Certains écrivains et historiens anciens semblent avoir confondu, dans une lettre de l'empereur Hadrien, une référence aux dévots de Sérapis qui s'appelaient eux-mêmes "évêques du Christ" avec les adeptes qui se désignaient en fait comme "évêques du Sauveur", Sérapis, car les chrétiens n'avaient rien à voir avec le culte de Sérapis. Il est également possible qu'Hadrien lui-même ait mal compris ou confondu le culte de Sérapis avec celui du Christ, les deux étant axés sur un rédempteur et le don de la vie éternelle après la mort.
Le culte était encore populaire à la fin du IVe siècle de notre ère lorsque l'empereur chrétien Théodose Ier commença à persécuter les cultes païens par le biais d'une série de décrets. En 381, il interdit certains types de divination, mais les temples païens furent toujours autorisés à fonctionner plus ou moins comme avant. Entre 389 et 391 de notre ère, Théodose Ier déploya toutefois des efforts plus concertés pour éradiquer le paganisme en adoptant les décrets de Théodose, qui rendirent de plus en plus indéfendable la pratique de rituels non chrétiens.

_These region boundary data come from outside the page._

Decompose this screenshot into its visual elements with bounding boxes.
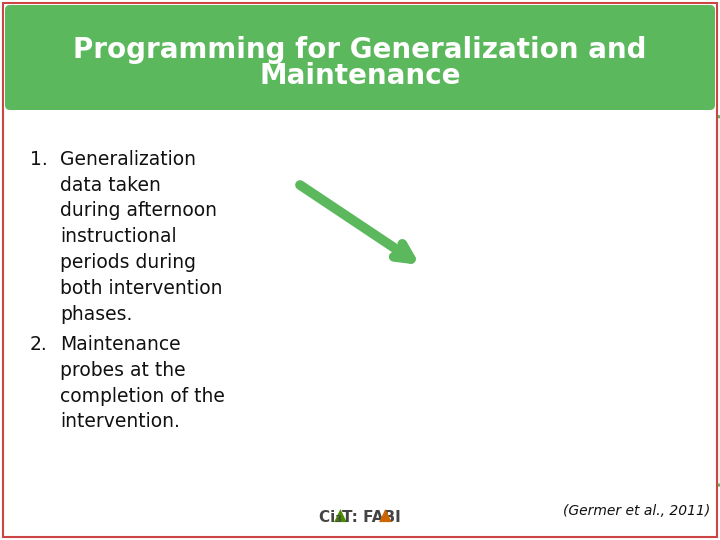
Text: Baseline (A¹): Baseline (A¹) xyxy=(289,106,333,113)
FancyBboxPatch shape xyxy=(651,117,720,485)
X-axis label: Dates: Dates xyxy=(473,480,498,489)
Text: Maintenance: Maintenance xyxy=(606,107,650,113)
Text: Baseline (A²): Baseline (A²) xyxy=(428,106,474,113)
FancyBboxPatch shape xyxy=(5,5,715,110)
Text: ▲: ▲ xyxy=(379,507,392,525)
Text: Intervention (B²): Intervention (B²) xyxy=(490,106,548,113)
Text: ▲: ▲ xyxy=(333,507,346,525)
Text: Intervention (B¹): Intervention (B¹) xyxy=(354,106,412,113)
Text: Generalization
data taken
during afternoon
instructional
periods during
both int: Generalization data taken during afterno… xyxy=(60,150,222,323)
Text: Pre-referral
intervention
also present: Pre-referral intervention also present xyxy=(371,268,415,345)
Text: 1.: 1. xyxy=(30,150,48,169)
Text: Maintenance
probes at the
completion of the
intervention.: Maintenance probes at the completion of … xyxy=(60,335,225,431)
Y-axis label: Percentage of time on-task: Percentage of time on-task xyxy=(244,235,253,339)
Text: Maintenance: Maintenance xyxy=(259,62,461,90)
Text: 2.: 2. xyxy=(30,335,48,354)
Text: Ci₃T: FABI: Ci₃T: FABI xyxy=(319,510,401,525)
Text: (Germer et al., 2011): (Germer et al., 2011) xyxy=(563,504,710,518)
Text: Programming for Generalization and: Programming for Generalization and xyxy=(73,36,647,64)
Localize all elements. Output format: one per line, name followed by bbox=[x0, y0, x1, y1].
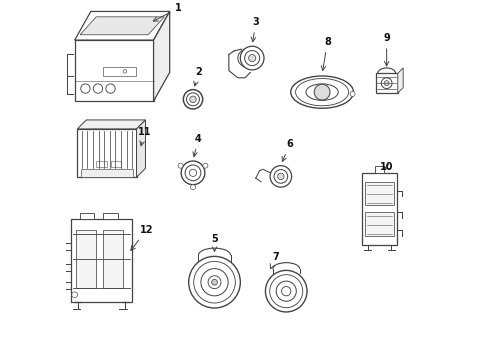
Polygon shape bbox=[77, 120, 146, 129]
Text: 3: 3 bbox=[251, 17, 259, 42]
Bar bbox=[80, 213, 95, 220]
Circle shape bbox=[190, 169, 196, 176]
Text: 2: 2 bbox=[194, 67, 202, 86]
Bar bbox=[366, 212, 393, 235]
Text: 10: 10 bbox=[380, 162, 393, 172]
Bar bbox=[81, 169, 133, 177]
Bar bbox=[375, 73, 398, 93]
Bar bbox=[96, 161, 107, 167]
Circle shape bbox=[384, 81, 389, 86]
Circle shape bbox=[123, 69, 126, 73]
Circle shape bbox=[93, 84, 102, 93]
Circle shape bbox=[72, 292, 77, 298]
Circle shape bbox=[187, 93, 199, 106]
Circle shape bbox=[274, 170, 288, 183]
Polygon shape bbox=[74, 40, 153, 101]
Text: 6: 6 bbox=[282, 139, 293, 161]
Circle shape bbox=[266, 270, 307, 312]
Circle shape bbox=[212, 279, 218, 285]
Bar bbox=[366, 182, 393, 205]
Circle shape bbox=[282, 287, 291, 296]
Circle shape bbox=[208, 276, 221, 289]
Circle shape bbox=[106, 84, 115, 93]
Circle shape bbox=[276, 281, 296, 301]
Circle shape bbox=[314, 84, 330, 100]
Polygon shape bbox=[74, 12, 170, 40]
Bar bbox=[103, 230, 123, 288]
Circle shape bbox=[270, 166, 292, 187]
Text: 9: 9 bbox=[383, 33, 390, 66]
Circle shape bbox=[194, 261, 235, 303]
Circle shape bbox=[278, 173, 284, 180]
Text: 12: 12 bbox=[131, 225, 153, 251]
Bar bbox=[111, 161, 122, 167]
Circle shape bbox=[181, 161, 205, 185]
Bar bbox=[77, 129, 137, 177]
Bar bbox=[76, 230, 96, 288]
Polygon shape bbox=[153, 12, 170, 101]
Text: 5: 5 bbox=[211, 234, 218, 251]
Circle shape bbox=[81, 84, 90, 93]
Circle shape bbox=[270, 275, 303, 308]
Ellipse shape bbox=[306, 84, 338, 100]
Circle shape bbox=[240, 46, 264, 70]
Polygon shape bbox=[398, 68, 403, 93]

En 391, ces décrets encouragèrent les émeutes anti-païennes d'Alexandrie au cours desquelles les images de Sérapis sur les maisons et les bâtiments publics furent enlevées de force et remplacées par la croix chrétienne, malgré l'opposition des propriétaires ou des habitants. La même année, ou peut-être en 392, une foule chrétienne inspirée par le patriarche Théophile détruisit le Serapeum d'Alexandrie, mettant fin au culte de Sérapis; les temples survivants furent ensuite transformés en églises, et Sérapis fut oublié avec les autres dieux remplacés par le christianisme.